If you are using ER modeling and encounter a one-to-one relationship, analyze it carefully to see whether the data model should actually express this as a subtype. If not, consider whether one entity can be usefully collapsed into an attribute or attributes of the other entity. You could, for example, have a FingerprintProfile as an attribute of the Person rather than as a one-to-one relationship if the profile was just a single value (a picture, say). On the other hand, you may want to break up a single table into two or more tables related to each other one-to-one as a physical design technique to minimize retrieval time, separating data that you use all the time and data you use relatively infrequently. This is not really a logical design issue, however.

Figure 6-11: The Multiplicity of the "is identified by" Relationship in Various Notations

Multiplicity has many names. The term "multiplicity" is the best one I've found; it comes from the UML and originated in OMT [Rumbaugh et al. 1992]. Various design methods name this with other terms:

ƒ Cardinality [Teorey 1999; Logic Works 1996]

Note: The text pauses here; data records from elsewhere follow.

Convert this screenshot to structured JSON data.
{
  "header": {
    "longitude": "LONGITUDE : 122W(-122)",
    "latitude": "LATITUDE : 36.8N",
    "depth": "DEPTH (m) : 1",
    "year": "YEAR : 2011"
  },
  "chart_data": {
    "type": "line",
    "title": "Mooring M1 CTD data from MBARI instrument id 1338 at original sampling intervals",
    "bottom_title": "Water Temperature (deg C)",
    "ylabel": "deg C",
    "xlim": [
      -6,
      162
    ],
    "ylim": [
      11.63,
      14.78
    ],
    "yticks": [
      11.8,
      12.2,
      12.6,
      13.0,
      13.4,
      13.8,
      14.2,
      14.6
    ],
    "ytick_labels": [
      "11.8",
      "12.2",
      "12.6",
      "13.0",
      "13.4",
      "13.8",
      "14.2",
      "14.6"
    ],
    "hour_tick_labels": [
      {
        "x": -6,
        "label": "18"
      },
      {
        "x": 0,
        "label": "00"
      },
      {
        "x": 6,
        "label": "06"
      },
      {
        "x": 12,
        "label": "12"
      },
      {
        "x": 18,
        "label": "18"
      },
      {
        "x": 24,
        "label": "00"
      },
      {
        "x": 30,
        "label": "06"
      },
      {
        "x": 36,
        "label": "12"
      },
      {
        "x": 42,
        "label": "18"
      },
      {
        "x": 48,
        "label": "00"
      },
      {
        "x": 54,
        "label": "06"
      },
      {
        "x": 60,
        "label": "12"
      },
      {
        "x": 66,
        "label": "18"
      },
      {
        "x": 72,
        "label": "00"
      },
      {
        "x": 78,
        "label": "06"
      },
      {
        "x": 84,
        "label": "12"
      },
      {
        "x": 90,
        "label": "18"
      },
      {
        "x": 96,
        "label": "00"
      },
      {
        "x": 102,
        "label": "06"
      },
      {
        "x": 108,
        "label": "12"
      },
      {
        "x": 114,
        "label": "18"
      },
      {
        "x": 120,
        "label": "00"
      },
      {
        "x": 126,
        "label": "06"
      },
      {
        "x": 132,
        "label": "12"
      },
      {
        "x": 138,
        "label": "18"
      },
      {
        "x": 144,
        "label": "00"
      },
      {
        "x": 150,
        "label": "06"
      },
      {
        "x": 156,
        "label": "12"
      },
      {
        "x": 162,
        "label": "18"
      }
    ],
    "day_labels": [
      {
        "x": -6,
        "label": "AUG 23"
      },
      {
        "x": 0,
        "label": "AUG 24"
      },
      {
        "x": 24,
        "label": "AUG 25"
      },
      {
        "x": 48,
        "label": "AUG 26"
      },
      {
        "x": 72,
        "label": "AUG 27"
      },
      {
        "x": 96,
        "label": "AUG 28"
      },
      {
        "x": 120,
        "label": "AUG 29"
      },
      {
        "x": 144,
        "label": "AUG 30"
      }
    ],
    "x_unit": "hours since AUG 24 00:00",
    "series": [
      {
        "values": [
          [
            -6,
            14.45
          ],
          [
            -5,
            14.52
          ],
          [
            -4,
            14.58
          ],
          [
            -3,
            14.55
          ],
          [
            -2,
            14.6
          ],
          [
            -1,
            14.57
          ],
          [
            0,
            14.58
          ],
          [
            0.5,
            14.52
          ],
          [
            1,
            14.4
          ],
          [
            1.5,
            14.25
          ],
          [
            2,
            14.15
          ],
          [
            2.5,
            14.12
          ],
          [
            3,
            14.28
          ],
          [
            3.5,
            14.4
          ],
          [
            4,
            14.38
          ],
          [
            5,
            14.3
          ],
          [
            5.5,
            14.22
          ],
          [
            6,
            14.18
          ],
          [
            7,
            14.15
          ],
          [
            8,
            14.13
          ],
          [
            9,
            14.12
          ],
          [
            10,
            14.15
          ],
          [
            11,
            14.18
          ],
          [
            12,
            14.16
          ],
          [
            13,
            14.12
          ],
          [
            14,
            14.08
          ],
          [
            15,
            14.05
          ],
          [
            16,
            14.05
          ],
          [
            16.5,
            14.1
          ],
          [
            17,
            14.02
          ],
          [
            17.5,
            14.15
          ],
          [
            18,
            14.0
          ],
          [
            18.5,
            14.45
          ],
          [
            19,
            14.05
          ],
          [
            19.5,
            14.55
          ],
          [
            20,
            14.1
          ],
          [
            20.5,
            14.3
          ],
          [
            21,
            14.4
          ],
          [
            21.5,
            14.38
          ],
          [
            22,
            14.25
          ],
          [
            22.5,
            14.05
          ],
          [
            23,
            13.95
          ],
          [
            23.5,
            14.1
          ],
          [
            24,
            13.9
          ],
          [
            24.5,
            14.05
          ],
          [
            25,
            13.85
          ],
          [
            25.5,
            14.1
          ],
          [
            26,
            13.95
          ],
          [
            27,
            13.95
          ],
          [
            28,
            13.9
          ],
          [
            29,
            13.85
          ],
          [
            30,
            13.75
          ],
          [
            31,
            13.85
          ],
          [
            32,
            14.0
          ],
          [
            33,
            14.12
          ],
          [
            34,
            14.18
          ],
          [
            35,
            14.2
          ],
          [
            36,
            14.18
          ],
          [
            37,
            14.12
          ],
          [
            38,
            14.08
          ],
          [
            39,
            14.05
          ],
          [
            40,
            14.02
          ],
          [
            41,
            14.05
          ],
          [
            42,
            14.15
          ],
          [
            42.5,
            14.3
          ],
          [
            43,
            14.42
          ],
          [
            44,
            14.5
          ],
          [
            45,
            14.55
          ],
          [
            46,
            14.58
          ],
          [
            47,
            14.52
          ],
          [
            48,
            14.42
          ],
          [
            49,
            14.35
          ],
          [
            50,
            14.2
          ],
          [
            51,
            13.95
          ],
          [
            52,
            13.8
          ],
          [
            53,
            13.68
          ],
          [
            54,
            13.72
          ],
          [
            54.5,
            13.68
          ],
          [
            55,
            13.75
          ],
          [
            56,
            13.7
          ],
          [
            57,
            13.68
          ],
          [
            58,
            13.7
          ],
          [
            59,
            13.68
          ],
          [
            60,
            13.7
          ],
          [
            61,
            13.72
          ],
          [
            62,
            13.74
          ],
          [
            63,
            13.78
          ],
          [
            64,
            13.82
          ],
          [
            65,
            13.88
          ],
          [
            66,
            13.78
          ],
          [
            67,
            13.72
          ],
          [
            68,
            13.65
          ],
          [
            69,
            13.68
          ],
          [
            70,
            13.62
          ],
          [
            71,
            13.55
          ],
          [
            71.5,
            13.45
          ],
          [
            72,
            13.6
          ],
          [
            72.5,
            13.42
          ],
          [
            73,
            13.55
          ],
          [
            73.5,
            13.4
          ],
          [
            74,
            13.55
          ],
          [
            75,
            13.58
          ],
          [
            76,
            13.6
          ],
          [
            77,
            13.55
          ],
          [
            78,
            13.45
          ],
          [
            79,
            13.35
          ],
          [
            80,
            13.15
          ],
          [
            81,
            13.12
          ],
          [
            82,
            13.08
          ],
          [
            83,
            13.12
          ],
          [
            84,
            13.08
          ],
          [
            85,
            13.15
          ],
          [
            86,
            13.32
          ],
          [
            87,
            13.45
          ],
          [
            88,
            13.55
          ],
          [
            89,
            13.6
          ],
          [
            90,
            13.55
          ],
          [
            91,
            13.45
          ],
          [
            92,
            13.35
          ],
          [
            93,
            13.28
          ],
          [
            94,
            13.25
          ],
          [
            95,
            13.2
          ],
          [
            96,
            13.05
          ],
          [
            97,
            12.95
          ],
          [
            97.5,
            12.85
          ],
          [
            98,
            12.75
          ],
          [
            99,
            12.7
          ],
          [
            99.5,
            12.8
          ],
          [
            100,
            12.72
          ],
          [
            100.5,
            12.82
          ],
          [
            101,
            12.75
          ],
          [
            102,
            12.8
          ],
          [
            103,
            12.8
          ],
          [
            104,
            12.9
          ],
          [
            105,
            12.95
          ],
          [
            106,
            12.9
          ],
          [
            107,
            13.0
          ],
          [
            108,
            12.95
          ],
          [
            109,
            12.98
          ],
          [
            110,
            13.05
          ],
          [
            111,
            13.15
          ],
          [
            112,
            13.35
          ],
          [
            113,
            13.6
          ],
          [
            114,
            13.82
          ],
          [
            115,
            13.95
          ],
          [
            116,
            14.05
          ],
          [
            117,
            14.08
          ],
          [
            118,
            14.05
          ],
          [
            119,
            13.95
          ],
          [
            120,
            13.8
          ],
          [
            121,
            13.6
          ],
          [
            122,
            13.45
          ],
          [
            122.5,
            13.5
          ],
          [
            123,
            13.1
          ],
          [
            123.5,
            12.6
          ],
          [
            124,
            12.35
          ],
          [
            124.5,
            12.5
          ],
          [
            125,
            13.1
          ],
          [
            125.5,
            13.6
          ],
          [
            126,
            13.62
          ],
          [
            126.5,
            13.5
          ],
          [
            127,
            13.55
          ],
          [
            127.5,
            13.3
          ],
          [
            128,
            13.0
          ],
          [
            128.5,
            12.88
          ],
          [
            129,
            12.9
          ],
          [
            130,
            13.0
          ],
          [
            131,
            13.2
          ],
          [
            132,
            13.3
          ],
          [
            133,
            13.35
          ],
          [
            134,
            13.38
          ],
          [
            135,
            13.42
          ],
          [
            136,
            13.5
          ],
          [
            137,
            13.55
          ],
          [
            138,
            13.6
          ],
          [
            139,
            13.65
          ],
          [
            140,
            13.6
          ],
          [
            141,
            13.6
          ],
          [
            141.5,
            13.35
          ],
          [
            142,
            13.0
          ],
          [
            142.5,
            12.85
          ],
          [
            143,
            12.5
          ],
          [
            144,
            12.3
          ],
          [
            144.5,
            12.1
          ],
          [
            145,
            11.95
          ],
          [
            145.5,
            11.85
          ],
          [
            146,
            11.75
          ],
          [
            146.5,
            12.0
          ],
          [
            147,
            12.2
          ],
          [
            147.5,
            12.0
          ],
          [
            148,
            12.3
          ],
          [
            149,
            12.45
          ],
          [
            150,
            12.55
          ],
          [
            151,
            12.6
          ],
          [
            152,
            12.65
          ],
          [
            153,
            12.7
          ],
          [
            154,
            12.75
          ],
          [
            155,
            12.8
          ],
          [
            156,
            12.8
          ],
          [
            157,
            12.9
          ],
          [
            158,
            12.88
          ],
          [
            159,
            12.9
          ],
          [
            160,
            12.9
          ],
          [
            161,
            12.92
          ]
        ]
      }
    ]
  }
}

ƒ Cardinality Ratio [Fleming and von Halle 1989]

ƒ Connectivity [Teorey, Yang, and Fry 1986]

ƒ Designation [Date 1986, pp. 437—438]

ƒ Frequency Occurrence [Halpin 1995]

ƒ Functionality [Ullman 1988]

Note

In the ER world, you usually use the term "cardinality," which comes by analogy from set theory in mathematics, where it refers to the size of a set. Given that this is really a constraint on the range of such sizes, not the size itself, I prefer to use the term "multiplicity," which has no unfortunate conflicts in meaning. It's also the term that the UML (and its precursor, OMT) uses to describe this design specification.

Relationships and their multiplicities connect the different entities in the schema design. The constraints they create imply certain things about the structure of the entities: primary and foreign keys.